Ia menambahkan, saat hujan turun, kondisi jalan semakin parah. “Kami selalu menutup hidung karena aromanya busuk. Kalau hujan, jalan ini jadi licin karena air dari sampah mengalir ke badan jalan. Sangat berbahaya,” ujarnya.
Tak hanya warga, aktivis lingkungan Banyuasin, Sepriadi Pratama, juga angkat suara menanggapi persoalan ini. Ia mengecam keras kelalaian pemerintah setempat yang dinilai abai terhadap persoalan kebersihan.
“Ini bukan sekadar persoalan bau atau estetika. Ini sudah masuk kategori darurat lingkungan. Pemerintah harus segera bertindak. Sampah yang dibiarkan menumpuk tanpa penanganan adalah bentuk kegagalan dalam tata kelola sampah,” tegas Sepriadi.
Menurutnya, perlu ada tindakan cepat dari pemerintah Desa Pangkalan Benteng maupun Kabupaten Banyuasin untuk menertibkan dan membersihkan area tersebut.
“Harus ada sanksi tegas bagi pelaku pembuangan sampah liar.

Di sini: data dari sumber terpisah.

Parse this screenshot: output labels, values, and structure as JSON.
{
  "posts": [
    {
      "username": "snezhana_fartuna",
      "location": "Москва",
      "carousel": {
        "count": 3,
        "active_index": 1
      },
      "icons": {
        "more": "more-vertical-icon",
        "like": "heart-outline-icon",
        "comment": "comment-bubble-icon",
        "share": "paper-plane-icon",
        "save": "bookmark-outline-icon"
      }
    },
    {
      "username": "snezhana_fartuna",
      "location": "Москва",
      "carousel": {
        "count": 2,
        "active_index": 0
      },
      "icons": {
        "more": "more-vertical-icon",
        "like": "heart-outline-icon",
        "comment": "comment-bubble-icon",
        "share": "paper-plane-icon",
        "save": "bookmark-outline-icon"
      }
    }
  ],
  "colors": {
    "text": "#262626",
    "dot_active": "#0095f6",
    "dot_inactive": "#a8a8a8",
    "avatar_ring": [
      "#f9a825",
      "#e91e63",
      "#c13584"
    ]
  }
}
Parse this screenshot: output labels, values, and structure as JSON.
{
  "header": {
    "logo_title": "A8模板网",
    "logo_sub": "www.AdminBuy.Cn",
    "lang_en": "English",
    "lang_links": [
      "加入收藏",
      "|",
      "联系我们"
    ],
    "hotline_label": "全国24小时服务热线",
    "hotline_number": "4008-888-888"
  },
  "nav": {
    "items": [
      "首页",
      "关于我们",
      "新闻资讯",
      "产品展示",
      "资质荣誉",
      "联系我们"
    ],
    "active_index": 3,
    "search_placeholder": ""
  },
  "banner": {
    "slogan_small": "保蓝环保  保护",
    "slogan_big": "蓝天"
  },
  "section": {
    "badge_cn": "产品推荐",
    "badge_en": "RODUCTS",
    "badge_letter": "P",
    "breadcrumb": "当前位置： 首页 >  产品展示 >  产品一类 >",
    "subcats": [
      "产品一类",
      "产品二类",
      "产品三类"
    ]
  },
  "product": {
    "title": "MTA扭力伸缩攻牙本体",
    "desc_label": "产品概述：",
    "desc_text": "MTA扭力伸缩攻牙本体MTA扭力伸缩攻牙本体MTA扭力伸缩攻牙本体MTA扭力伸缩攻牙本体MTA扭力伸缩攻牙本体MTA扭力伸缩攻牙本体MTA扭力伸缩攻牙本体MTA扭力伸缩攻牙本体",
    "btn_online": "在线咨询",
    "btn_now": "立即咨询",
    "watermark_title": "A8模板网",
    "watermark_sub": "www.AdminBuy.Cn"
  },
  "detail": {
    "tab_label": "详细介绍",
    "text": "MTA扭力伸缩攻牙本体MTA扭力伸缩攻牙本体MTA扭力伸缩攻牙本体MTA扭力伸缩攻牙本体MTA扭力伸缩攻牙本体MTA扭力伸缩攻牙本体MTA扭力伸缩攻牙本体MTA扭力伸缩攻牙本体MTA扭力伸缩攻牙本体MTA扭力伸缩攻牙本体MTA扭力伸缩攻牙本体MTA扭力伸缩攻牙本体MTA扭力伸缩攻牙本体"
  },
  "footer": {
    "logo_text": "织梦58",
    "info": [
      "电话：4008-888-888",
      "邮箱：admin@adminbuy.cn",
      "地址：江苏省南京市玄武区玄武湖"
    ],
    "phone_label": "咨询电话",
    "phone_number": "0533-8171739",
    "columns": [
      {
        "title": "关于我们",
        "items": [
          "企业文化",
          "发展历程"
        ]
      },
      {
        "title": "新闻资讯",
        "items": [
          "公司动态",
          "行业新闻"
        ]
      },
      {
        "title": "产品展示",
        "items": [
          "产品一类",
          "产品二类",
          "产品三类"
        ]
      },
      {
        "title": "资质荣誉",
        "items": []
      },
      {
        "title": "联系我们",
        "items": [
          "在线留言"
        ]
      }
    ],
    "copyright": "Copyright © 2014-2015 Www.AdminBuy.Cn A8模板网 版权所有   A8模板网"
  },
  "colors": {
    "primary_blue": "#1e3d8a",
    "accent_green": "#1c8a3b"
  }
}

Selain itu, pemerintah juga wajib menyediakan tempat pembuangan yang layak serta rutin melakukan pengangkutan,” tambahnya.
Warga berharap kondisi ini segera direspons serius oleh pihak terkait sebelum berdampak lebih luas pada kesehatan masyarakat dan keselamatan pengguna jalan. Hingga berita ini dimuat, belum tampak adanya upaya pembersihan maupun papan larangan dari instansi terkait.